Leandra Natália Oliveira, Vanessa Toledo Marinho, Marilana Vidal Zamagno, Maraíse Aparecida Lauro, Jéssica Aparecida Norvino Barboza, Paulo Henrique Fonseca da Silva

Abstract


During heat treatment of dairy products it is possible to occur several chemical modifications which whey protein denaturation is quite evident and studied. This phenomenon can cause gelation in UHT milk and some problems in reconstitution of milk powder, two major dairy products widely used in dairy foods and by consumer. The whey protein nitrogen index (WPNI) can be an useful tool to assess the degree of severity that milk was submitted, and therefore inferred from the occurrence of possible defects associated with protein denaturation. This study presents the
evaluation of the non-denaturated whey protein contents as a heat treatment indicator for ultrapasteurization and drying milk processing.

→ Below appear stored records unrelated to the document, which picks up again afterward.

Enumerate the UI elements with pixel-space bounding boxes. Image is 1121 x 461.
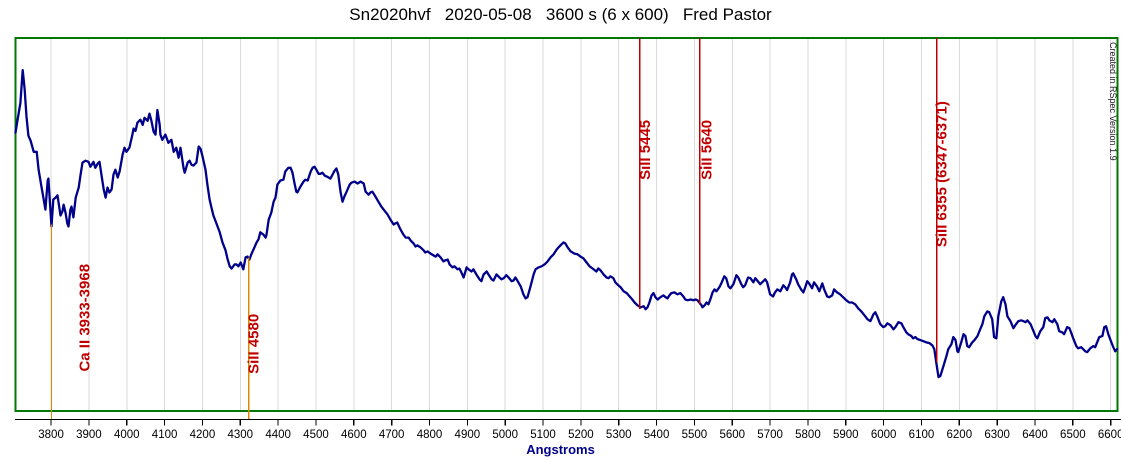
spectrum-line [14,68,1119,379]
x-tick-label-5900: 5900 [833,429,859,441]
marker-label-ca-ii-3933-3968: Ca II 3933-3968 [76,264,93,372]
chart-title: Sn2020hvf 2020-05-08 3600 s (6 x 600) Fr… [349,5,772,24]
x-tick-label-5700: 5700 [757,429,783,441]
marker-label-si-ii-6355: SiII 6355 (6347-6371) [934,101,951,247]
x-tick-label-4000: 4000 [114,429,140,441]
x-tick-label-4100: 4100 [152,429,178,441]
x-tick-label-5400: 5400 [644,429,670,441]
x-tick-label-6100: 6100 [909,429,935,441]
x-tick-label-5100: 5100 [530,429,556,441]
x-axis-title: Angstroms [526,442,595,457]
x-tick-label-4500: 4500 [303,429,329,441]
x-tick-label-4900: 4900 [455,429,481,441]
x-tick-label-5200: 5200 [568,429,594,441]
x-tick-label-6600: 6600 [1098,429,1121,441]
x-tick-label-6200: 6200 [947,429,973,441]
x-tick-label-4700: 4700 [379,429,405,441]
x-tick-label-5800: 5800 [795,429,821,441]
x-tick-label-4400: 4400 [265,429,291,441]
x-tick-label-4200: 4200 [190,429,216,441]
marker-label-si-ii-4580: SiII 4580 [246,314,263,374]
x-tick-label-6500: 6500 [1060,429,1086,441]
x-tick-label-6000: 6000 [871,429,897,441]
x-tick-label-3800: 3800 [38,429,64,441]
x-tick-label-3900: 3900 [76,429,102,441]
x-tick-label-6300: 6300 [984,429,1010,441]
x-tick-label-5500: 5500 [682,429,708,441]
x-tick-label-5300: 5300 [606,429,632,441]
x-tick-label-5600: 5600 [719,429,745,441]
x-tick-label-4300: 4300 [227,429,253,441]
marker-label-si-ii-5445: SiII 5445 [637,120,654,180]
x-tick-label-4800: 4800 [417,429,443,441]
x-tick-label-5000: 5000 [492,429,518,441]
rspec-credit-label: Created in RSpec Version 1.9 [1108,42,1118,161]
x-tick-label-4600: 4600 [341,429,367,441]
marker-label-si-ii-5640: SiII 5640 [699,120,716,180]
plot-frame [14,37,1119,412]
x-tick-label-6400: 6400 [1022,429,1048,441]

Commercial samples of UHT milk and milk powdershowed WPNI confidence interval of (2.39 ± 1.41) mgWPN.mL-1 and (2.63 ± 1.38) mgWPN.mL-1, respectively. According to the statistical analysis of variance, all samples differed with a p-value < 0.001; and 90% of UHT milk and 67% milk powder samples were classified as medium heat treatment. It was possible to infer the severity of the heat treatment associated with each kind of product analyzed.
The results were able to demonstrate the lack of standardization of heat treatment processes on the samples studied, a fact that may result in the growth of undesirable
characteristics in the products during the storage or commercia lization.


Keywords


Desnaturação; processamento térmico; qualidade; desidratação.